홈으로 돌아가기
Remote team scheduling guide

How to find a workable meeting window across multiple time zones

Remote teams rarely fail because they cannot convert time zones. They fail because nobody agrees on whose morning, lunch, or evening should absorb the scheduling cost.

Overlap quality matters more than raw time conversion

A technically correct converted time can still be a poor meeting time if it consistently lands outside acceptable working hours for one region.

Use a reference timezone for recurring meetings

Teams reduce confusion when recurring sessions anchor to a known reference city or timezone instead of a rotating local interpretation.

Travel, daylight saving, and handoff times all change availability

Scheduling rules that work one month may fail after daylight saving changes or when a project adds a new region to the approval chain.

Start with acceptable windows, not just local times

Define the earliest and latest reasonable meeting hour for each region before comparing clocks. That turns scheduling into a fairness conversation instead of a conversion exercise.

Once those guardrails are visible, the time zone converter becomes much more useful because you are evaluating realistic candidate windows.

Handle recurring meetings differently from one-off handoffs

Recurring meetings benefit from consistency, while launch-day handoffs sometimes justify unusual hours. Treating those cases as the same problem usually burns trust with one team.

A good practice is to keep recurring meetings predictable and reserve exceptional times for exceptional events.

Watch for daylight saving and regional holiday collisions

Time zone overlap can shift by an hour with no intentional change from your team. If you manage global projects, check daylight saving boundaries and local holidays before locking important calls.

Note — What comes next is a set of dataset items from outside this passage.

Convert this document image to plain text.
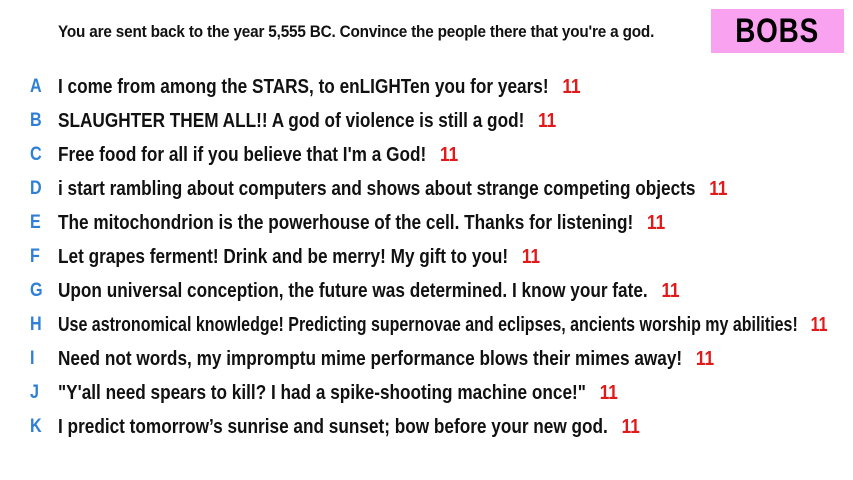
You are sent back to the year 5,555 BC. Convince the people there that you're a god. BOBS
A I come from among the STARS, to enLIGHTen you for years! 11
B SLAUGHTER THEM ALL!! A god of violence is still a god! 11
C Free food for all if you believe that I'm a God! 11
D i start rambling about computers and shows about strange competing objects 11
E The mitochondrion is the powerhouse of the cell. Thanks for listening! 11
F Let grapes ferment! Drink and be merry! My gift to you! 11
G Upon universal conception, the future was determined. I know your fate. 11
H Use astronomical knowledge! Predicting supernovae and eclipses, ancients worship my abilities! 11
I	Need not words, my impromptu mime performance blows their mimes away! 11
J "Y'all need spears to kill? I had a spike-shooting machine once!" 11
K I predict tomorrow’s sunrise and sunset; bow before your new god. 11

That is why overlap planning often benefits from pairing the time zone converter with business-day and holiday checks.

자주 묻는 질문

Common planning questions

What is the best way to schedule recurring global meetings?

Pick a reference timezone, define acceptable working-hour boundaries per region, and review the schedule whenever daylight saving changes in any participating location.

Why does the overlap window move during the year?

Because not every country changes daylight saving on the same date, and some regions do not use it at all.

Should I optimize for one team or rotate the inconvenience?

For recurring cross-functional work, rotating inconvenience is often healthier. For mission-critical handoffs, optimize for the team that must act immediately after the meeting.